Colorado, U.S. Postal Service reach settlement over disputed voting mailers

Colorado settled a lawsuit with the U.S. Postal Service over flyers mailed to voters that Colorado’s secretary of state said contained misleading information.

Under the terms of the settlement, which was reached Thursday night, the Postal Service agreed to the following:

  • USPS will do its best to remove the flyers that have not been delivered from the system
  • USPS will seek input from the secretary of state to change information on its voting website,, and allow the Colorado Attorney General’s Office and the secretary of state to make proposals for changes to that information
  • USPS will provide a list of items it is planning to issue as part of a USPS media campaign between Friday and Dec. 14 that will include advertising on television, radio and print publications.
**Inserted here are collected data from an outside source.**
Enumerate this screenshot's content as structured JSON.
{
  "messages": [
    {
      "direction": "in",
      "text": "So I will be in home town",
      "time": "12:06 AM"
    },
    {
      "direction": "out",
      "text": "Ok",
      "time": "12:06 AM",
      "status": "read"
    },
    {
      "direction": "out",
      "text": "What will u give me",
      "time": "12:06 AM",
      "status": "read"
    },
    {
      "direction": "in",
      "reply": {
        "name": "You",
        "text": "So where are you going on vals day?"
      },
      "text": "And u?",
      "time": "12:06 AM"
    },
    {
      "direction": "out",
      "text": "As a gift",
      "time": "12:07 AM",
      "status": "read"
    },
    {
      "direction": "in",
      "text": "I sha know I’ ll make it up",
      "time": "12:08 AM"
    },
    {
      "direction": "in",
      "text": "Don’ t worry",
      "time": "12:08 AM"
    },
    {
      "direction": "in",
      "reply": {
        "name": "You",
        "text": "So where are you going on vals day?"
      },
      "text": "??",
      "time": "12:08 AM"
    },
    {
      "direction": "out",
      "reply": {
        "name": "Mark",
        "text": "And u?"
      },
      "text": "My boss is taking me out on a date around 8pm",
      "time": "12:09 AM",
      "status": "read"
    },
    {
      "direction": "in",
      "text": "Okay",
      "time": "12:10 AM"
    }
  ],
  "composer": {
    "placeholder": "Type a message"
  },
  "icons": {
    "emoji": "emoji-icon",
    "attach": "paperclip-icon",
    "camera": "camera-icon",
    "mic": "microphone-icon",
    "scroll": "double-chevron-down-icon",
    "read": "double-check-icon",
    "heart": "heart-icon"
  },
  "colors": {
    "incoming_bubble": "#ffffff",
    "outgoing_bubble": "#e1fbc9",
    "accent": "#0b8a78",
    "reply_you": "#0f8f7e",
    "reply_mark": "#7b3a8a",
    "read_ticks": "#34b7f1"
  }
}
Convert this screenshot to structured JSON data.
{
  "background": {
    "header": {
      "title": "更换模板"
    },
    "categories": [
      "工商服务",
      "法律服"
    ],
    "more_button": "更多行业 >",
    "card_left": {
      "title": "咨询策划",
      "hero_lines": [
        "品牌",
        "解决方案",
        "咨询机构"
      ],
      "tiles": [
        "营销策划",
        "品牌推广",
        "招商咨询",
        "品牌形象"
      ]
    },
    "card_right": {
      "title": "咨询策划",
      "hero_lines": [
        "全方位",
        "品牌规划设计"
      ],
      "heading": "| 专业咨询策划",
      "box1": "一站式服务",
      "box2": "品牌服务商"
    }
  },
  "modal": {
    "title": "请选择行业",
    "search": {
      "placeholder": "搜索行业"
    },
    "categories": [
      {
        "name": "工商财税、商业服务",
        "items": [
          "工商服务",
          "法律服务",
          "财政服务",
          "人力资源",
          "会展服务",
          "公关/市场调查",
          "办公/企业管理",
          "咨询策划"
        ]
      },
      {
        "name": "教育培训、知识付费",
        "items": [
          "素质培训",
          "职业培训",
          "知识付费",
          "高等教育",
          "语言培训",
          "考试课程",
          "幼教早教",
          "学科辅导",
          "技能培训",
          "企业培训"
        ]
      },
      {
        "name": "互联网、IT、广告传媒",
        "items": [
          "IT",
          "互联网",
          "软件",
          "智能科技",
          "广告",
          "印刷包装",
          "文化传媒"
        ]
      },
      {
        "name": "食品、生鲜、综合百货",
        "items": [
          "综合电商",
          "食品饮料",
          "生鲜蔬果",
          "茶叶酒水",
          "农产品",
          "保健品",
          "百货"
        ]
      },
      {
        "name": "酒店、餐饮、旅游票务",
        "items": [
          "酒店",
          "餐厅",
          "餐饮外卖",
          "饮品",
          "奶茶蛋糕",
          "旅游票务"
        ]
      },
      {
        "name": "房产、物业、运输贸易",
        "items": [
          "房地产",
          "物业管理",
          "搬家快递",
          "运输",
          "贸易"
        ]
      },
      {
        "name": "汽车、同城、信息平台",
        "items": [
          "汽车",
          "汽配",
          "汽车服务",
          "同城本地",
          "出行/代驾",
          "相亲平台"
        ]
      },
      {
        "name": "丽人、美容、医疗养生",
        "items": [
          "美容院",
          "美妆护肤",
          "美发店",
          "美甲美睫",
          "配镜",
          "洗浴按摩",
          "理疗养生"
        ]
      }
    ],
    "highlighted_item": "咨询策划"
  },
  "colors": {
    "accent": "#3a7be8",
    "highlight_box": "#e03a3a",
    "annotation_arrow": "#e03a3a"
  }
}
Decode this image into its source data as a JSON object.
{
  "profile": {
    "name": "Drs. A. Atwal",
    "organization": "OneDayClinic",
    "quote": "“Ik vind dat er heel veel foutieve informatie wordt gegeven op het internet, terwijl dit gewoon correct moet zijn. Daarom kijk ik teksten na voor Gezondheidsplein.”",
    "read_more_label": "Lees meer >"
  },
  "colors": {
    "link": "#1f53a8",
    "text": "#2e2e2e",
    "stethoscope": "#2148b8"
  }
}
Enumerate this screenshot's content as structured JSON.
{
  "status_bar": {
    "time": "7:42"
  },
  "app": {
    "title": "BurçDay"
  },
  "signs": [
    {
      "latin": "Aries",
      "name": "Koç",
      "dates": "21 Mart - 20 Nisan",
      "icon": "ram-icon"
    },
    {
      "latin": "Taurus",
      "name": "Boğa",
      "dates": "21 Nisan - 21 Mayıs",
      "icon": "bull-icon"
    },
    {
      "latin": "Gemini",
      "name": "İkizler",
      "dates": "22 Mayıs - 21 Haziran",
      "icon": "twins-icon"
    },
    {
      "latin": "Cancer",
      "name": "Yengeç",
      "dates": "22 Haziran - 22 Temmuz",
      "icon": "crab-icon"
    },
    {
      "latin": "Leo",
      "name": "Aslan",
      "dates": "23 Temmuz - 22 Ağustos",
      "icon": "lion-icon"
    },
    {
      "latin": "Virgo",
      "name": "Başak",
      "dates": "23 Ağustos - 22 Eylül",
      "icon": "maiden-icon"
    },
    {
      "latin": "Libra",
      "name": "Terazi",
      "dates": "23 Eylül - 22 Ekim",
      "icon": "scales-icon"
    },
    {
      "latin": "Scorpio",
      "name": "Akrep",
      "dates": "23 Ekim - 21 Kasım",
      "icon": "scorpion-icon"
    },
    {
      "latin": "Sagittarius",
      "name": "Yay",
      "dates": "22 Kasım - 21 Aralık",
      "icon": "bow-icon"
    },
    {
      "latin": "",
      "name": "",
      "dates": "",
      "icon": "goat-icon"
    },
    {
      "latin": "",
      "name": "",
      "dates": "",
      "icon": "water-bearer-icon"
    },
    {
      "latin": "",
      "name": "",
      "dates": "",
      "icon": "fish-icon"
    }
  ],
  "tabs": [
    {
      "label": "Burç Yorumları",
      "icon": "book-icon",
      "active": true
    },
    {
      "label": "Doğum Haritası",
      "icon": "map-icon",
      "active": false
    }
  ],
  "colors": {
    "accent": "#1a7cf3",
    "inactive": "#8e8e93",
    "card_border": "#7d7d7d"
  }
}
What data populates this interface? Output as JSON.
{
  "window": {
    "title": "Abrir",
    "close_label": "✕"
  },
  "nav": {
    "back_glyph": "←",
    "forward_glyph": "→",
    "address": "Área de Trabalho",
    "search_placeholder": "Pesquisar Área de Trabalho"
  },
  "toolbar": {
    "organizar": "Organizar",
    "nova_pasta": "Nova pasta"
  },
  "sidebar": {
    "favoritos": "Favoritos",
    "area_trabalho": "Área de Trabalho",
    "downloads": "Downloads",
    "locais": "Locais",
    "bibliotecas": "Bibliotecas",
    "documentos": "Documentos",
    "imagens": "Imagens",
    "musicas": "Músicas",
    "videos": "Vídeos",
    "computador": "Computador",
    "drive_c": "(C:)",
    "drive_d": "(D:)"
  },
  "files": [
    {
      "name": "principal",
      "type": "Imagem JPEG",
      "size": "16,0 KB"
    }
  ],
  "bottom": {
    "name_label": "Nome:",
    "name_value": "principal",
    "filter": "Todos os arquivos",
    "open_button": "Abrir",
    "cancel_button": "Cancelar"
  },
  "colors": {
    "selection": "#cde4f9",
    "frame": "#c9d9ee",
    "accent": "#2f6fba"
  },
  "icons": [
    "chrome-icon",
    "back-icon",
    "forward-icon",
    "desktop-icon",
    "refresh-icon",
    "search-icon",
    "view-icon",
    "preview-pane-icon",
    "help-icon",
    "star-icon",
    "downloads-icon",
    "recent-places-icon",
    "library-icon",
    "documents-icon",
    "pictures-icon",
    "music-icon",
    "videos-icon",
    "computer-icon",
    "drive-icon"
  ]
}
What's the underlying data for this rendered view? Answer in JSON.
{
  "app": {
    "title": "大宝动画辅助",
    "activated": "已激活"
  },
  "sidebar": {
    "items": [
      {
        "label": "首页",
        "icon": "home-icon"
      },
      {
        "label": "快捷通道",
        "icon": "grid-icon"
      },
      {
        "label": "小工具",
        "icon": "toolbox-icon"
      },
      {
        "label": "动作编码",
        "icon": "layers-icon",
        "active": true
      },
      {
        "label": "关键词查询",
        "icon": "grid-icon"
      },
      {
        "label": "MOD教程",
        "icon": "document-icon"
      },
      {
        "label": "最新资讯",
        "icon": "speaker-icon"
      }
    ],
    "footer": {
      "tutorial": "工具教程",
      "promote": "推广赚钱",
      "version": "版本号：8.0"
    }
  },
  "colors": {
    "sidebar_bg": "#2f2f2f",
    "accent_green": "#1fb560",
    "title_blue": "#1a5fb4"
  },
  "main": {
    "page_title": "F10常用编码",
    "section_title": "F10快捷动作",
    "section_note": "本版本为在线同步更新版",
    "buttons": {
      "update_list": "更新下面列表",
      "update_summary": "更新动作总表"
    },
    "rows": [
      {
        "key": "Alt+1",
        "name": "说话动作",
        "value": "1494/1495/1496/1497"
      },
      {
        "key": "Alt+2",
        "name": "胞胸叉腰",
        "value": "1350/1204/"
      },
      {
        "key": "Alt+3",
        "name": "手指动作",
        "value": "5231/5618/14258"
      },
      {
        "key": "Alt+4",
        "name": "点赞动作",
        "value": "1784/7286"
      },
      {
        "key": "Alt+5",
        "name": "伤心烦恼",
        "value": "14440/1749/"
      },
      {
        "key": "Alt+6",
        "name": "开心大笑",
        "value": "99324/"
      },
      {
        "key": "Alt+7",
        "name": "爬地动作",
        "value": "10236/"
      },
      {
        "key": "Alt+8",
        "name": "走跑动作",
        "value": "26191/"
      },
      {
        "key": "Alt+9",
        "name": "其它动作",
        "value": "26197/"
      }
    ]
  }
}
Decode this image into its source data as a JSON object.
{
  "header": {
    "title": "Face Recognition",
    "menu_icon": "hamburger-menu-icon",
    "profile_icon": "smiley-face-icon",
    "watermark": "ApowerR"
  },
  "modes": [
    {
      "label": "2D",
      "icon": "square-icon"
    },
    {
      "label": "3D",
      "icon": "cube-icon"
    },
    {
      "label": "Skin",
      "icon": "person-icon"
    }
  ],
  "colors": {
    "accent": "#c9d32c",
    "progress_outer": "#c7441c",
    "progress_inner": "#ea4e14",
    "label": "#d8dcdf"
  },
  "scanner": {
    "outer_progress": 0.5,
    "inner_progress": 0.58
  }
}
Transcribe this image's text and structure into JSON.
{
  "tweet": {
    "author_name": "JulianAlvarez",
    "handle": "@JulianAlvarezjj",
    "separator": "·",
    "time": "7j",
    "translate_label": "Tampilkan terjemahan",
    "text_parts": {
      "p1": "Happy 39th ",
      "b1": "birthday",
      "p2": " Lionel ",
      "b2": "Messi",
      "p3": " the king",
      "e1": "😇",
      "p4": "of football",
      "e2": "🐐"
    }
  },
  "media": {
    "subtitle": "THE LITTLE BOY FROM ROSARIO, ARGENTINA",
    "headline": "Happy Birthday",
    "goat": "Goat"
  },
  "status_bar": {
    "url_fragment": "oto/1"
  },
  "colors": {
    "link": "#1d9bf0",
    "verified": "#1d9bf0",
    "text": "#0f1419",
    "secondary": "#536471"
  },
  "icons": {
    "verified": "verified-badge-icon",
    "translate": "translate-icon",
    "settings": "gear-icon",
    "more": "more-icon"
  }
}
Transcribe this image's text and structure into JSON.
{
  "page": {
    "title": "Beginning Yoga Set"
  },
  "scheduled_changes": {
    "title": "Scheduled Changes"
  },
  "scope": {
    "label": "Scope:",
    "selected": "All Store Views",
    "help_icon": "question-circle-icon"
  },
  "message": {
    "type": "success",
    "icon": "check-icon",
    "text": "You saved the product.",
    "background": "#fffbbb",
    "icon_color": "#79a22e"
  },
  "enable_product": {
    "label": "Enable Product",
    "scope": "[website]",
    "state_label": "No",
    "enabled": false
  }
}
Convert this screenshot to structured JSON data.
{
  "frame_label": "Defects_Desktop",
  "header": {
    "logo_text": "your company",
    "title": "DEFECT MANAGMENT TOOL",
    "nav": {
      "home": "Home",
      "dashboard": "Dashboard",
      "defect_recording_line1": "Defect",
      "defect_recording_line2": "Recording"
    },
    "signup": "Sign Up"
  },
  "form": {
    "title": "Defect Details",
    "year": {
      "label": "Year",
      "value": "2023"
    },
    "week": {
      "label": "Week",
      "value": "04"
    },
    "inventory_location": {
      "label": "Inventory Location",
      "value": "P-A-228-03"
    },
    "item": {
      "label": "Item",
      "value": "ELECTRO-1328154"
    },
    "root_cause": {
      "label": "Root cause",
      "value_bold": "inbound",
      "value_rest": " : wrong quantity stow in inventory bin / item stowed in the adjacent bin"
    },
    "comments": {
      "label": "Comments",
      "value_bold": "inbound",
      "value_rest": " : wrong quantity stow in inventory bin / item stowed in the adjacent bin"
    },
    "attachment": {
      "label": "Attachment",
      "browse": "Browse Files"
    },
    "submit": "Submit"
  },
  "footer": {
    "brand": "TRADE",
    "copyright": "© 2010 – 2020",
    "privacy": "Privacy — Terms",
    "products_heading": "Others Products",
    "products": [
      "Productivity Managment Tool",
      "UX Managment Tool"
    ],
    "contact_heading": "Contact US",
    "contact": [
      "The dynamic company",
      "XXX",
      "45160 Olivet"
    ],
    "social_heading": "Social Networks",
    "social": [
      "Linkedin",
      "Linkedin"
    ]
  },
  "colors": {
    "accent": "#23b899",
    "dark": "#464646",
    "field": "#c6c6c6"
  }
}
Colorado’s secretary of state and attorney general will have 48 hours to comment. The agreement also establishes a process for reaching an agreement on contested statements.

Colorado Secretary of State Jena Griswold and Attorney General Phil Weiser agreed to drop the lawsuit in exchange for the settlement.

“We are pleased that through open dialogue and communication with the state of Colorado we have resolved this matter, and look forward to working with the state and others across the country as we prepare for the election,” Floyd Wagoner, a postal service spokesman, said in an email to The Denver Post.

On Saturday, a federal judge barred the post office from sending fliers, which contained incorrect information about voting in Colorado, after Griswold filed a complaint.

Between 1.8 and 2.4 million postcards were delivered to Colorado residents last week before U.S. District Court Judge William J. Martinez issued his temporary restraining order. On Monday, Martinez upheld his restraining order, which had been scheduled for another hearing on Friday.

In his decision upholding the restraining order, Martinez wrote, “The imminent distribution of false and misleading voting information to over half a million Colorado households constitutes irreparable harm.”